USA Today Sports

Red Sox coach learned 2001 Mariners' lesson first-hand

Rob Bradford
August 09, 2018 - 8:42 pm

TORONTO - The coaches and the players in Rogers Centre's visitors' clubhouse weren't oblivious to the talk. Having a team that won 81 of its first 115 games will do that.

"What are we 35 games away? It's probably not a record we want to be focusing on," said one Red Sox player.

The conversation had been centered on the mark set by the 2001 Mariners, who finished their regular season with 116 wins before being bounced by the Yankees in the American League Championship Series. The landmark moment serves as a warning for any team like the Red Sox who probably can't imagine not finishing off its season with a World Series win.

Fortunately for the Sox, there was a coach sitting at the end of the row of lockers who would be happy to pass along the reality that was that Mariners' season. Ramon Vazquez should know what was like. He was there.

"We never really talked about breaking the record or anything like that. The atmosphere, it was just a magical year for us," said Vazquez, the Red Sox' quality control coach, who appeared in 17 regular season games and one postseason contest for those '01 Mariners. "They had a veteran team and you could feel every time you went out there you were going to have a good chance to win the game. It was fun. Nobody talked about the record or anything like that. It was just focusing on playing the game the right way and staying healthy for the playoffs. It was fun being around those guys. For the first time being in the big leagues, it was a great experience.

"Like these guys, we were just thinking about playing the game and winning that day."

Vazquez is quick to point out that while the level of regular season success might be similar between that Seattle club and this edition of the Red Sox, it's not an apples-to-apples situation.

The Mariners were an extremely veteran club, with nine position players 32-years-old or older, a bullpen made up of almost exclusively 30-somethings and a starting rotation anchored by Jamie Moyer (38), Aaron Sele (31) and Paul Abbott (33).
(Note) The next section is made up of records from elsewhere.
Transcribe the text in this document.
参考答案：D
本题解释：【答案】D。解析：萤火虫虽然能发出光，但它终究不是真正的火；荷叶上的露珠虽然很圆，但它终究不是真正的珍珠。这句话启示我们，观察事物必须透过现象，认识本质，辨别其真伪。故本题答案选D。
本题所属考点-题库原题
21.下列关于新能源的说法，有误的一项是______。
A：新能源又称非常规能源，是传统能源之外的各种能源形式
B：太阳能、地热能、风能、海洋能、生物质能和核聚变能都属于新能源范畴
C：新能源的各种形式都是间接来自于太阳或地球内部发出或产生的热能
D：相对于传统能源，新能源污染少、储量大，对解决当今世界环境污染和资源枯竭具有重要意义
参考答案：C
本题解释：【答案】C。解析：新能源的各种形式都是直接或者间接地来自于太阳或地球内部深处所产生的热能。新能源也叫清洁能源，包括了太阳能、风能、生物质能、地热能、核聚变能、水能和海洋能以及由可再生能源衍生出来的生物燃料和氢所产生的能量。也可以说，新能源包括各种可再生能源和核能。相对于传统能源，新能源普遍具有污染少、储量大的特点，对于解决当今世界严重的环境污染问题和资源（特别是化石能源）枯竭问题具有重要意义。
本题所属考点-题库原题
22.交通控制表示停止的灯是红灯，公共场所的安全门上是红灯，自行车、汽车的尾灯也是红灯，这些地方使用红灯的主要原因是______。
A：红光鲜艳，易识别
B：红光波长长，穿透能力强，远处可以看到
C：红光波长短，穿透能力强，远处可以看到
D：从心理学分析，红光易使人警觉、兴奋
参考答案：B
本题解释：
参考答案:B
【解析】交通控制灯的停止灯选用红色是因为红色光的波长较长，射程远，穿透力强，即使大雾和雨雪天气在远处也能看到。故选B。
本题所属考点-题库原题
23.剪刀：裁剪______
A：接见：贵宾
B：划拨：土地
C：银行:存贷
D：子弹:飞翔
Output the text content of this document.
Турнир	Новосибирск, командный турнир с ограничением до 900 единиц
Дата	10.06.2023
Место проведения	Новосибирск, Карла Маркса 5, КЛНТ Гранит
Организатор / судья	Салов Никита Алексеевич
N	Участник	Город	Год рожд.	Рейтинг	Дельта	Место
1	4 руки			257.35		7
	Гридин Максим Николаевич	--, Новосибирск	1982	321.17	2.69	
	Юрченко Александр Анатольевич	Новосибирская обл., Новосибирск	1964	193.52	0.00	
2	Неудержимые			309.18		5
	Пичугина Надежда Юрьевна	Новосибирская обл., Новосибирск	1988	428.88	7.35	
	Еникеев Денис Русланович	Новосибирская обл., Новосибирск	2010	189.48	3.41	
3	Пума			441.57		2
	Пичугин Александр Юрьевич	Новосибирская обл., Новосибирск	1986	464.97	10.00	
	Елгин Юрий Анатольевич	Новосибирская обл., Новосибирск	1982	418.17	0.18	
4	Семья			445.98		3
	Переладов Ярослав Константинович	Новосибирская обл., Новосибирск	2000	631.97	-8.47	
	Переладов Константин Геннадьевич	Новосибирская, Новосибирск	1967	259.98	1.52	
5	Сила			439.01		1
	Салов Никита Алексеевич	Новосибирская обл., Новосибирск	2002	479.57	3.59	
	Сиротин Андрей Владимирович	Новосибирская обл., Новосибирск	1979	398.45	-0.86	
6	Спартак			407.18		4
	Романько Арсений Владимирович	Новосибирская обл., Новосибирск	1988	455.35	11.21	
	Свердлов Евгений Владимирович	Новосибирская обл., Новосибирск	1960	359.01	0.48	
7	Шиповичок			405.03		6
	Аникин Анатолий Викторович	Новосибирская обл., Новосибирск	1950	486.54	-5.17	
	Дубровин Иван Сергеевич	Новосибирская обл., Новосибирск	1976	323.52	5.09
"They had done it for so long," remembered Vazquez. "You look at that lineup back in ’01, all those guys had been in the big leagues for a long time. It was a really good, veteran team. But the information wasn’t there. I don't remember having one hitters' meeting."

The Red Sox' coach clearly does not see this as a mirror image of that Mariners' situation, in large part because of the way the Sox go about doing things. It wasn't like Seattle's loss to New York was a product of overconfidence or lack of focus. Lou Pinella's team did go 15-6 in the final month while beating the Indians in the American League Division Series. ("The Yankees just played better than us," he said.)

It's just that it was a different group at a different time.

"We know how good these guys are," said Vazquez of his current club. "To me, watching them prepare, it doesn’t matter who we’re playing. It doesn’t matter if we’re playing a first-place team or a last-place team, these guys prepare the same way every day. They’re not willing to give up at-bats, no matter if the game is 14-0. They’re getting after it and it’s fun to see. It’s a little different (than in Seattle). I was a young kid with all those veteran guys. Now you see all these young guys getting after it, with all the information they have these days. It’s fun to watch."

He adds, "It doesn’t matter who you’re playing. You see it over and over. We got beat by Tampa and Baltimore. It can happen. Everyone in here knows. They prepare. If we lose that day it’s because they happen to play better, but it’s not because we were not prepared, which is the main focus with these guys."